Sentada la premisa de que la hipotética y utópica locura no se va a producir, no estaría de más teorizar para poner de manifiesto algunos de los entuertos que aflorarían, sin que ningún Quijote pudiera enfrentarse a los invencibles molinos de viento del establecido orden institucional. El primer portazo en las narices se recibiría al intentar entrar en la Comunidad Europea y no solo porque así lo hayan manifestado algunos líderes de países miembros, sino que, al ser imprescindible la unanimidad de votos, no se puede ignorar que uno de ellos corresponde a España.
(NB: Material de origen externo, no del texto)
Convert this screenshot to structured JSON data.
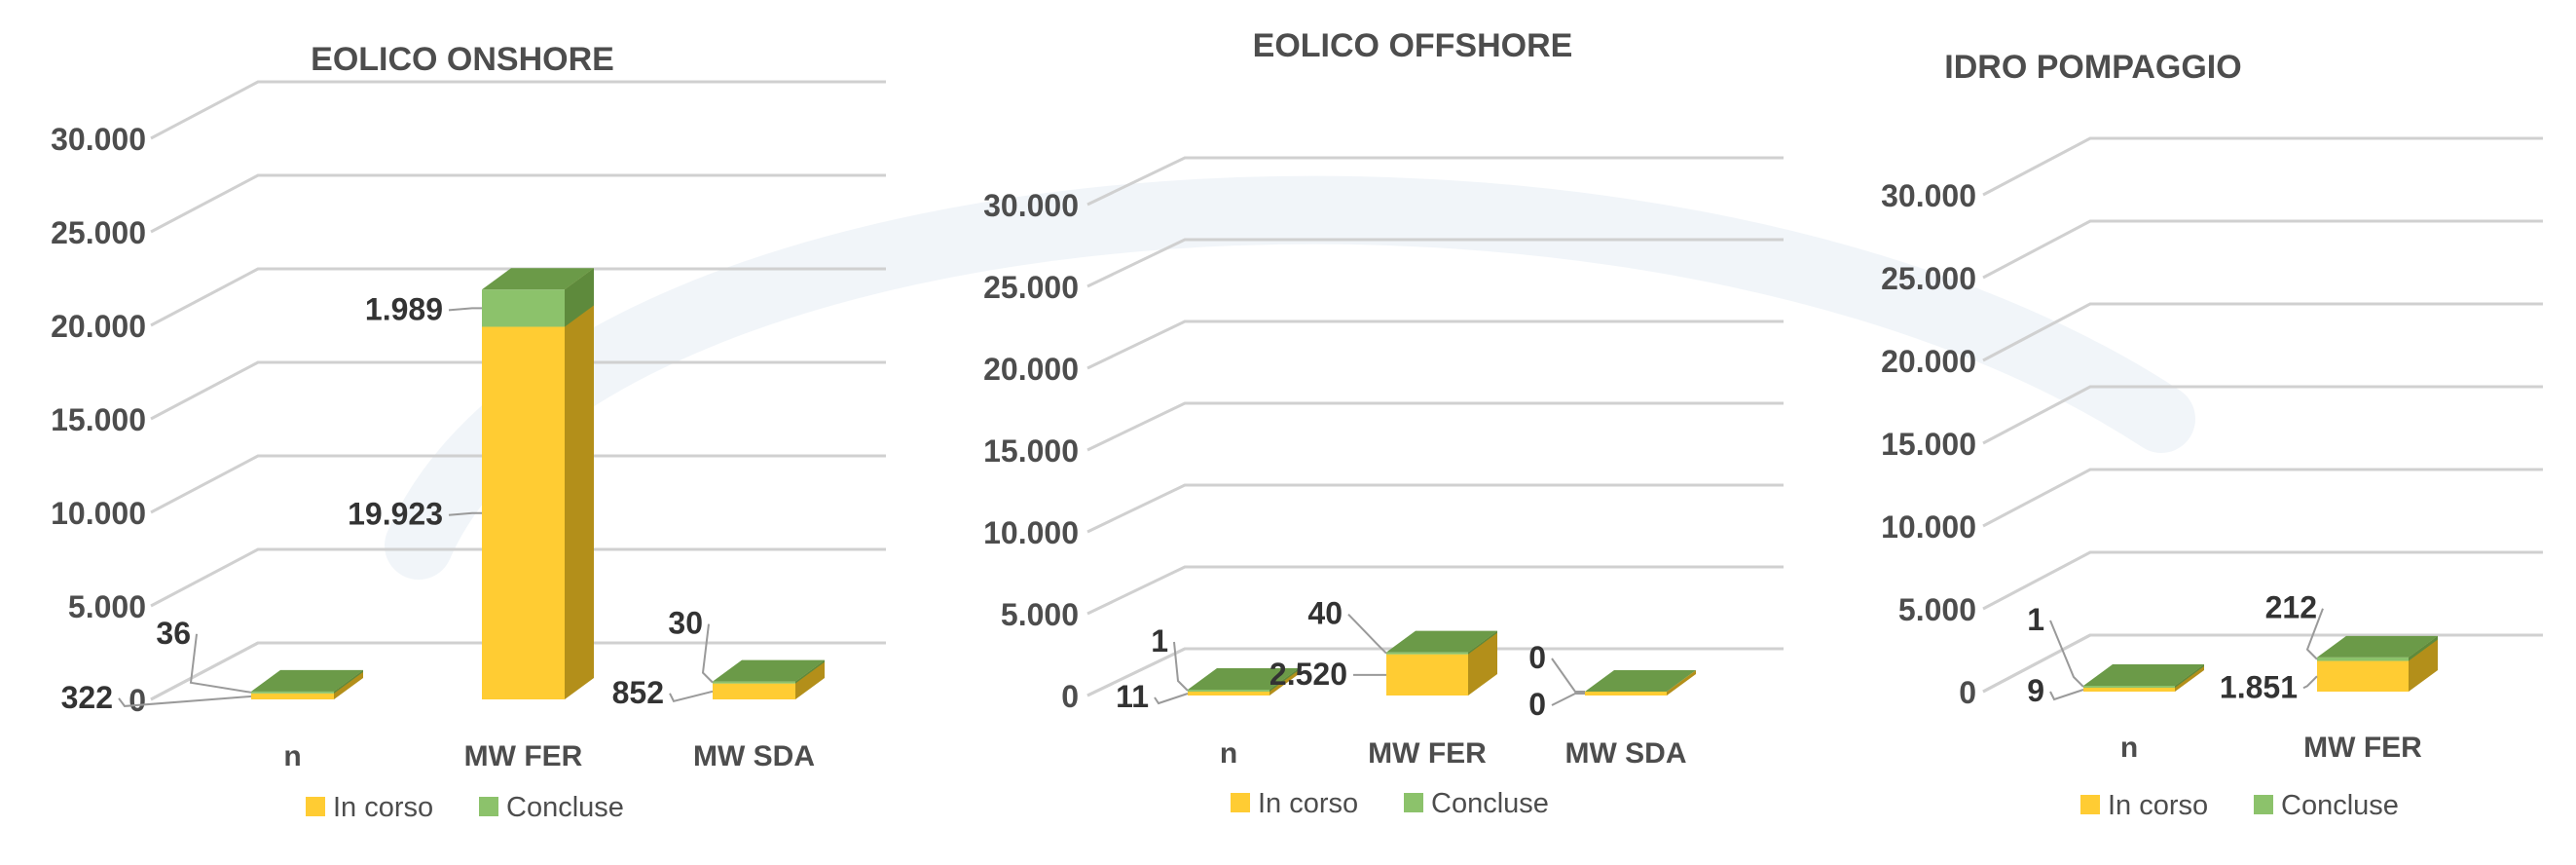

Blanco y en botella.

Para calibrar la tragedia de excluirse la Comunidad Europea bastaría fijarse en algunos ejemplos:

Pérdida inmediata de subvenciones como la de 400 millones de euros que este año han recibido los agricultores catalanes.

El 80% de las ventas catalanas, con total libertad de circulación, tienen como destino España y los demás países comunitarios. Establecida una frontera habría que hacer frente a los requisitos de una exportación y al pago de aranceles; acarreando pérdida de beneficios o de mercados, que sin duda originaría un éxodo de industrias hacia cercanas zonas donde se les recibiría con los brazos abiertos y, por supuesto, acarreando la desaparición de muchos miles de puestos de trabajo

-¿Y el tinglado financiero? Es presumible que sin el respaldo de España no encontrasen donde financiarse en busca de los miles de millones de euros como ahora acaban de facilitársele para que puedan hacer frente a las actividades de la Comunidad Autónoma. Necesidades que, por otra parte, se incrementarían al tener que dotarse de todos los medios necesarios para su normal desarrollo. ¿Dejaría en una nación extranjera su flota y material la española Renfe?
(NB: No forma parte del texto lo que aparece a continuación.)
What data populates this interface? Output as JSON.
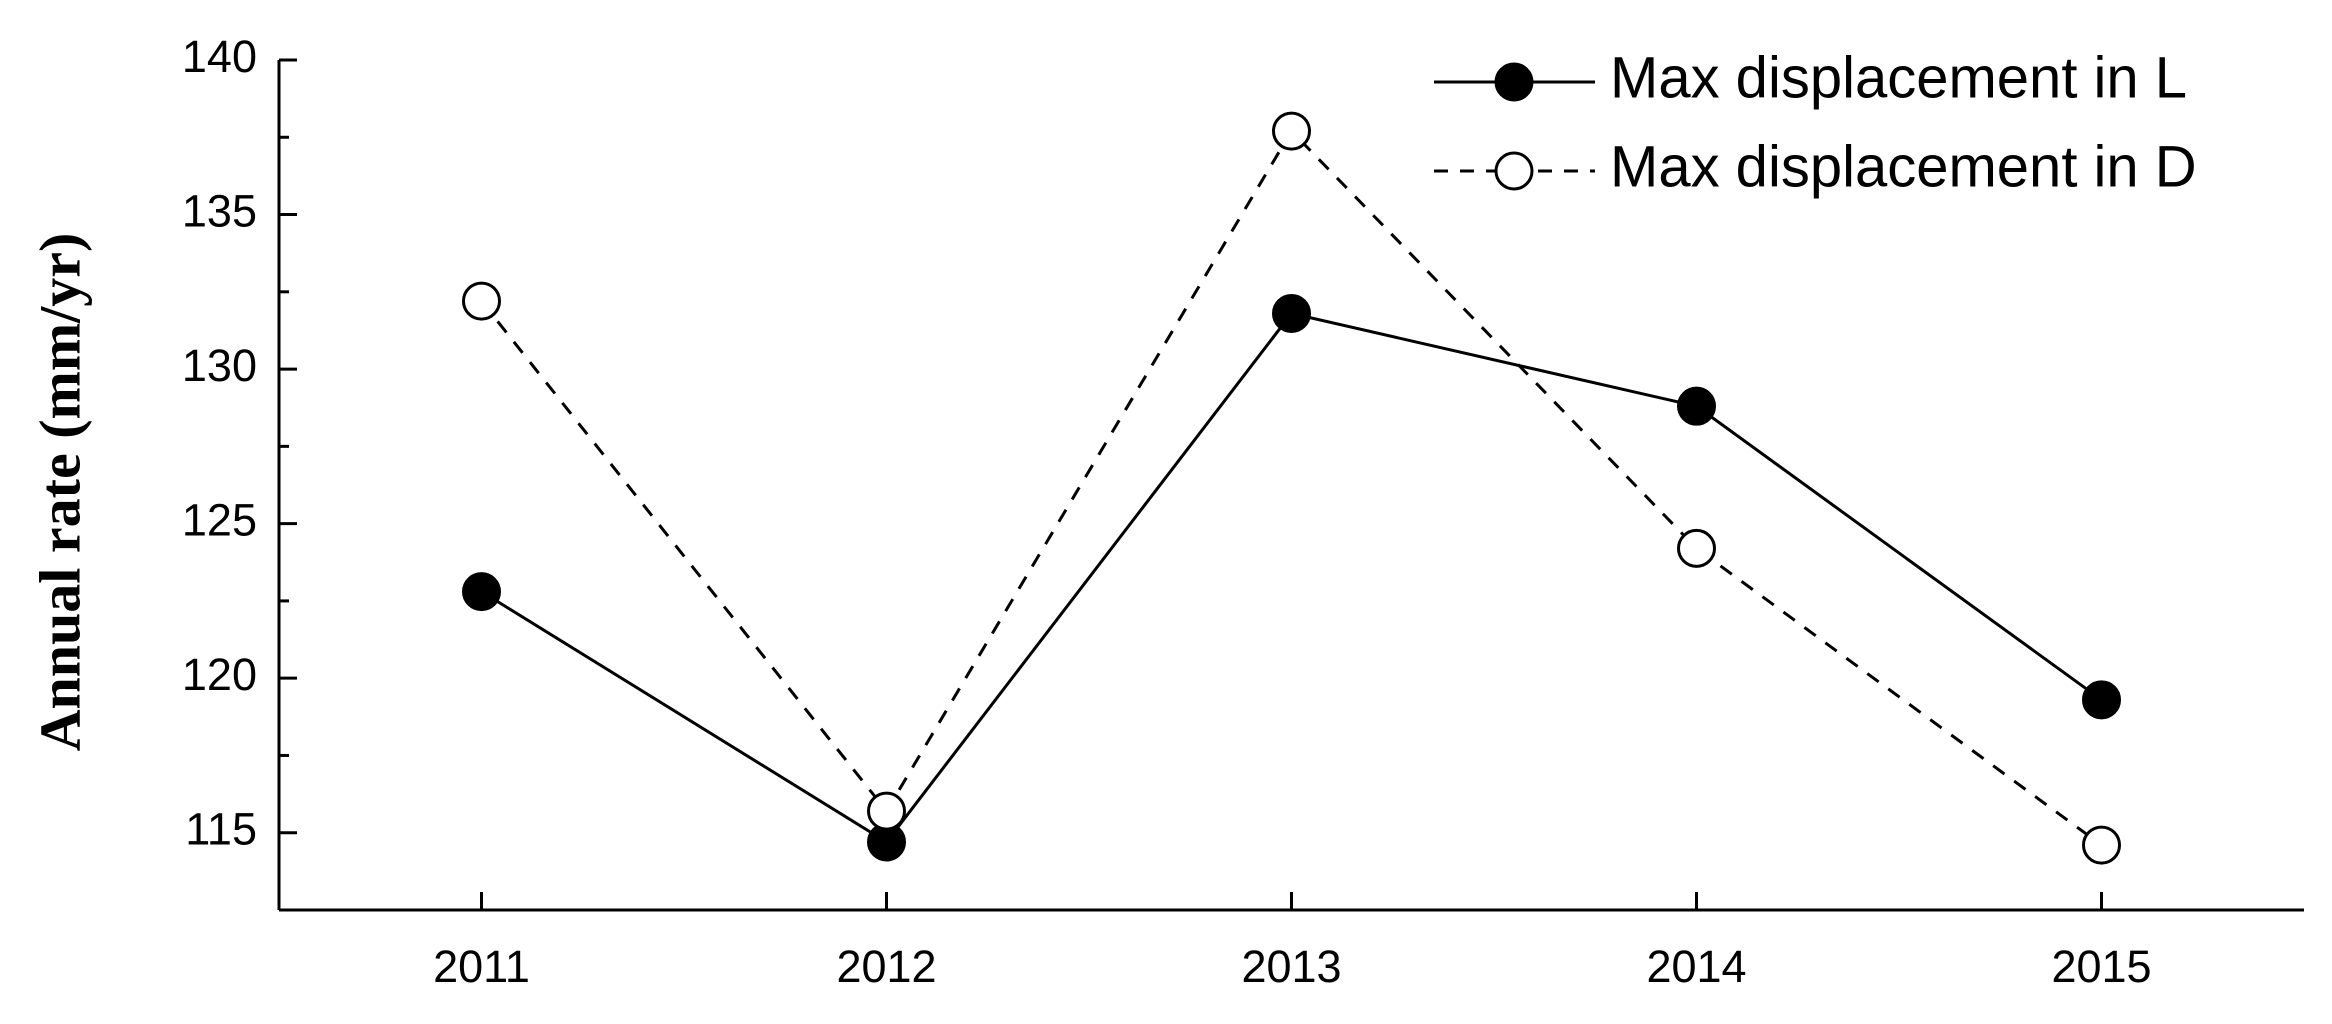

Todavía no sabemos que moneda adoptarían, porque el euro es para los países comunitarios.

-Y el FC Barcelona del que justamente se sienten orgullosos los catalanes -y muchísimos otros españoles- ¿podría subsistir al nivel actual jugando en una liga catalana? Porque aunque el Sr. Mas en su delirio afirma que seguirían jugando en la española, es posible que ni él se lo crea y que tal vez esté observando su nariz por el riesgo de emular a Pinocho.

Simples pinceladas de un inventario con dificultades de límite y sobre el que debieran reflexionar todos los catalanes, sin distinción de credo. Cataluña es una hermosa región, rica, trabajadora, industrializada y acogedora de compatriotas de todo el resto de España y debiera intentar fortalecer los lazos con el estado común; sin que ello obste para que reivindique todo lo que sea justo e incluso peculiar, pero pensando siempre en una Cataluña versus utopía.
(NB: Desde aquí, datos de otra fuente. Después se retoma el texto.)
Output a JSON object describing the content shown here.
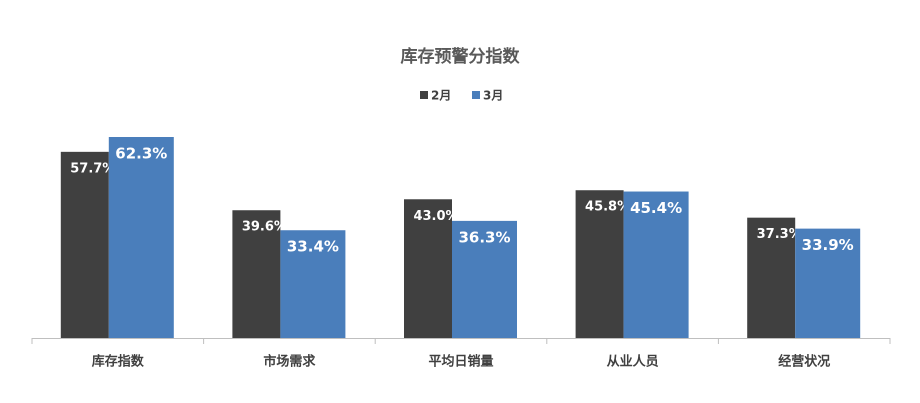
{
  "chart_data": {
    "type": "bar",
    "title": "库存预警分指数",
    "categories": [
      "库存指数",
      "市场需求",
      "平均日销量",
      "从业人员",
      "经营状况"
    ],
    "series": [
      {
        "name": "2月",
        "color": "#404040",
        "values": [
          57.7,
          39.6,
          43.0,
          45.8,
          37.3
        ],
        "value_labels": [
          "57.7%",
          "39.6%",
          "43.0%",
          "45.8%",
          "37.3%"
        ]
      },
      {
        "name": "3月",
        "color": "#4a7ebb",
        "values": [
          62.3,
          33.4,
          36.3,
          45.4,
          33.9
        ],
        "value_labels": [
          "62.3%",
          "33.4%",
          "36.3%",
          "45.4%",
          "33.9%"
        ]
      }
    ],
    "legend": "top"
  }
}
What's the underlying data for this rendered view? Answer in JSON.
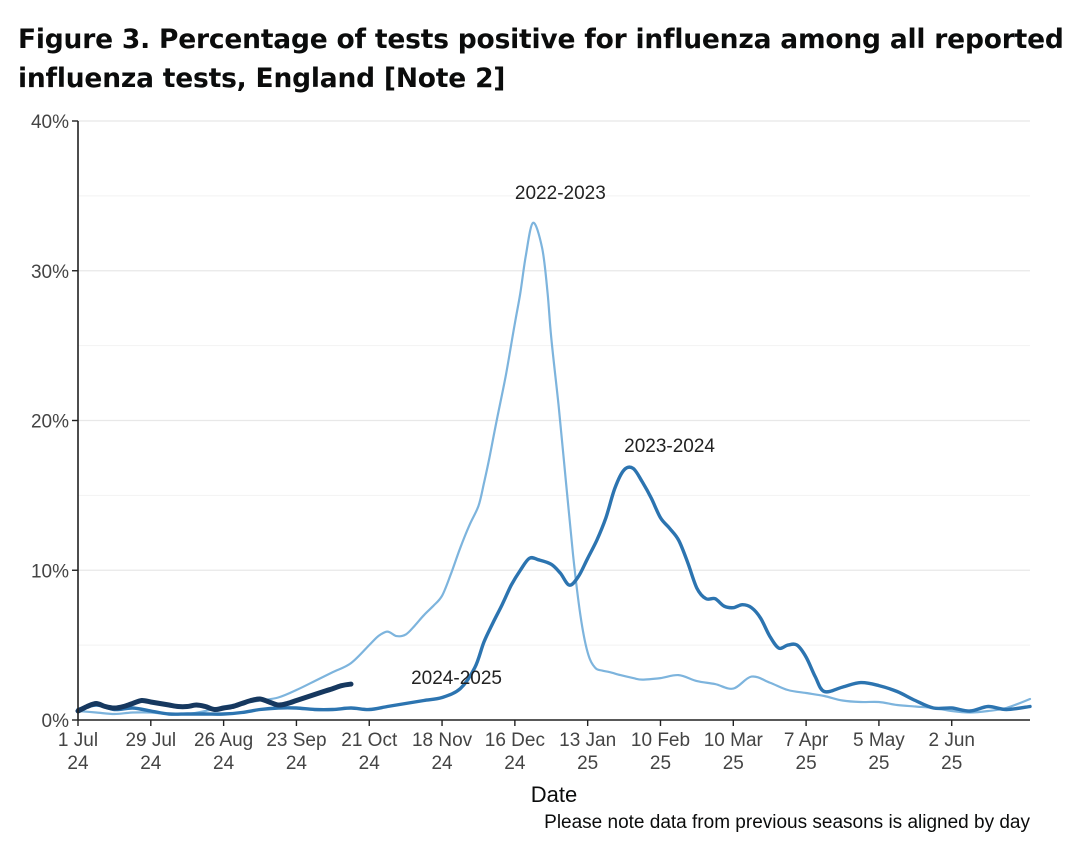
{
  "title": "Figure 3. Percentage of tests positive for influenza among all reported influenza tests, England [Note 2]",
  "note": "Please note data from previous seasons is aligned by day",
  "colors": {
    "2022-2023": "#7db4dd",
    "2023-2024": "#2c74b0",
    "2024-2025": "#16385f",
    "grid": "#e8e8e8",
    "axis": "#222222"
  },
  "chart_data": {
    "type": "line",
    "title": "Figure 3. Percentage of tests positive for influenza among all reported influenza tests, England [Note 2]",
    "xlabel": "Date",
    "ylabel": "",
    "x_unit": "weeks since 1 Jul",
    "xlim": [
      0,
      52.3
    ],
    "ylim": [
      0,
      40
    ],
    "grid": true,
    "y_ticks": [
      {
        "value": 0,
        "label": "0%"
      },
      {
        "value": 10,
        "label": "10%"
      },
      {
        "value": 20,
        "label": "20%"
      },
      {
        "value": 30,
        "label": "30%"
      },
      {
        "value": 40,
        "label": "40%"
      }
    ],
    "x_ticks": [
      {
        "value": 0,
        "line1": "1 Jul",
        "line2": "24"
      },
      {
        "value": 4,
        "line1": "29 Jul",
        "line2": "24"
      },
      {
        "value": 8,
        "line1": "26 Aug",
        "line2": "24"
      },
      {
        "value": 12,
        "line1": "23 Sep",
        "line2": "24"
      },
      {
        "value": 16,
        "line1": "21 Oct",
        "line2": "24"
      },
      {
        "value": 20,
        "line1": "18 Nov",
        "line2": "24"
      },
      {
        "value": 24,
        "line1": "16 Dec",
        "line2": "24"
      },
      {
        "value": 28,
        "line1": "13 Jan",
        "line2": "25"
      },
      {
        "value": 32,
        "line1": "10 Feb",
        "line2": "25"
      },
      {
        "value": 36,
        "line1": "10 Mar",
        "line2": "25"
      },
      {
        "value": 40,
        "line1": "7 Apr",
        "line2": "25"
      },
      {
        "value": 44,
        "line1": "5 May",
        "line2": "25"
      },
      {
        "value": 48,
        "line1": "2 Jun",
        "line2": "25"
      }
    ],
    "series": [
      {
        "name": "2022-2023",
        "label_at": [
          26.5,
          34.8
        ],
        "x": [
          0,
          1,
          2,
          3,
          4,
          5,
          6,
          7,
          8,
          9,
          10,
          11,
          12,
          13,
          14,
          15,
          16,
          16.5,
          17,
          17.5,
          18,
          18.5,
          19,
          19.5,
          20,
          20.5,
          21,
          21.5,
          22,
          22.3,
          22.6,
          23,
          23.5,
          24,
          24.3,
          24.6,
          25,
          25.5,
          25.8,
          26,
          26.4,
          26.8,
          27.2,
          27.6,
          28,
          28.4,
          28.8,
          29.2,
          29.8,
          30.5,
          31,
          32,
          33,
          34,
          35,
          36,
          37,
          38,
          39,
          40,
          41,
          42,
          43,
          44,
          45,
          46,
          47,
          48,
          49,
          50,
          51,
          52.3
        ],
        "y": [
          0.6,
          0.5,
          0.4,
          0.5,
          0.5,
          0.4,
          0.4,
          0.6,
          0.9,
          1.1,
          1.3,
          1.5,
          2.0,
          2.6,
          3.2,
          3.8,
          5.0,
          5.6,
          5.9,
          5.6,
          5.7,
          6.3,
          7.0,
          7.6,
          8.3,
          9.8,
          11.5,
          13.0,
          14.3,
          15.8,
          17.5,
          20.0,
          23.0,
          26.5,
          28.5,
          31.0,
          33.2,
          31.5,
          28.5,
          25.5,
          21.0,
          16.0,
          11.0,
          7.0,
          4.5,
          3.5,
          3.3,
          3.2,
          3.0,
          2.8,
          2.7,
          2.8,
          3.0,
          2.6,
          2.4,
          2.1,
          2.9,
          2.5,
          2.0,
          1.8,
          1.6,
          1.3,
          1.2,
          1.2,
          1.0,
          0.9,
          0.8,
          0.6,
          0.5,
          0.6,
          0.8,
          1.4
        ]
      },
      {
        "name": "2023-2024",
        "label_at": [
          32.5,
          17.9
        ],
        "x": [
          0,
          1,
          2,
          3,
          4,
          5,
          6,
          7,
          8,
          9,
          10,
          11,
          12,
          13,
          14,
          15,
          16,
          17,
          18,
          19,
          20,
          21,
          21.8,
          22.3,
          22.8,
          23.3,
          23.8,
          24.3,
          24.8,
          25.3,
          26,
          26.5,
          27,
          27.5,
          28,
          28.5,
          29,
          29.5,
          30,
          30.5,
          31,
          31.5,
          32,
          32.5,
          33,
          33.5,
          34,
          34.5,
          35,
          35.5,
          36,
          36.5,
          37,
          37.5,
          38,
          38.5,
          39,
          39.5,
          40,
          40.5,
          41,
          42,
          43,
          44,
          45,
          46,
          47,
          48,
          49,
          50,
          51,
          52.3
        ],
        "y": [
          0.7,
          1.0,
          0.7,
          0.8,
          0.6,
          0.4,
          0.4,
          0.4,
          0.4,
          0.5,
          0.7,
          0.8,
          0.8,
          0.7,
          0.7,
          0.8,
          0.7,
          0.9,
          1.1,
          1.3,
          1.5,
          2.1,
          3.5,
          5.2,
          6.5,
          7.7,
          9.0,
          10.0,
          10.8,
          10.7,
          10.4,
          9.8,
          9.0,
          9.6,
          10.8,
          12.0,
          13.5,
          15.5,
          16.7,
          16.8,
          15.9,
          14.8,
          13.5,
          12.8,
          12.0,
          10.5,
          8.8,
          8.1,
          8.1,
          7.6,
          7.5,
          7.7,
          7.5,
          6.8,
          5.6,
          4.8,
          5.0,
          5.0,
          4.2,
          2.9,
          1.9,
          2.2,
          2.5,
          2.3,
          1.9,
          1.3,
          0.8,
          0.8,
          0.6,
          0.9,
          0.7,
          0.9
        ]
      },
      {
        "name": "2024-2025",
        "label_at": [
          18.3,
          2.4
        ],
        "x": [
          0,
          0.5,
          1,
          1.5,
          2,
          2.5,
          3,
          3.5,
          4,
          4.5,
          5,
          5.5,
          6,
          6.5,
          7,
          7.5,
          8,
          8.5,
          9,
          9.5,
          10,
          10.5,
          11,
          11.5,
          12,
          12.5,
          13,
          13.5,
          14,
          14.5,
          15
        ],
        "y": [
          0.6,
          0.9,
          1.1,
          0.9,
          0.8,
          0.9,
          1.1,
          1.3,
          1.2,
          1.1,
          1.0,
          0.9,
          0.9,
          1.0,
          0.9,
          0.7,
          0.8,
          0.9,
          1.1,
          1.3,
          1.4,
          1.2,
          1.0,
          1.1,
          1.3,
          1.5,
          1.7,
          1.9,
          2.1,
          2.3,
          2.4
        ]
      }
    ]
  }
}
Sin restar importancia a un serio problema que Zapatero potenció y que Rajoy no supo atajar a tiempo al llegar a la Moncloa, no hay que dejarse impresionar excesivamente por la multitudinaria concurrencia de orquestadas manifestaciones populares. En la recién celebrada en Barcelona, manipulando el espíritu de la Diada, se congregó un gran número de ciudadanos, pero no tan elevado como el que vitoreaba a Franco cuando visitaba la ciudad condal. Por ello hay que darle el significado que merece y, además, recordar a las mayorías silenciosas.

En cualquier caso y aunque suene a astracanada parece que asistimos a un remedo de la teatral muerte del cisne en la que el Sr. Mas ha firmado su acta de defunción política, porque, al margen de las salpicaduras que pueda recibir por su probada colaboración con el clan de los Pujol, sea cual sea el resultado de las urnas, él será el inevitable perdedor.

Si gana su grupo es muy posible que no le dejen el liderazgo y si lo consiguiese no podría cumplir sus trasnochadas promesas. Si pierde, el fracaso lo devorará. Un terrón de azúcar en un vaso de agua y Cataluña versus utopía.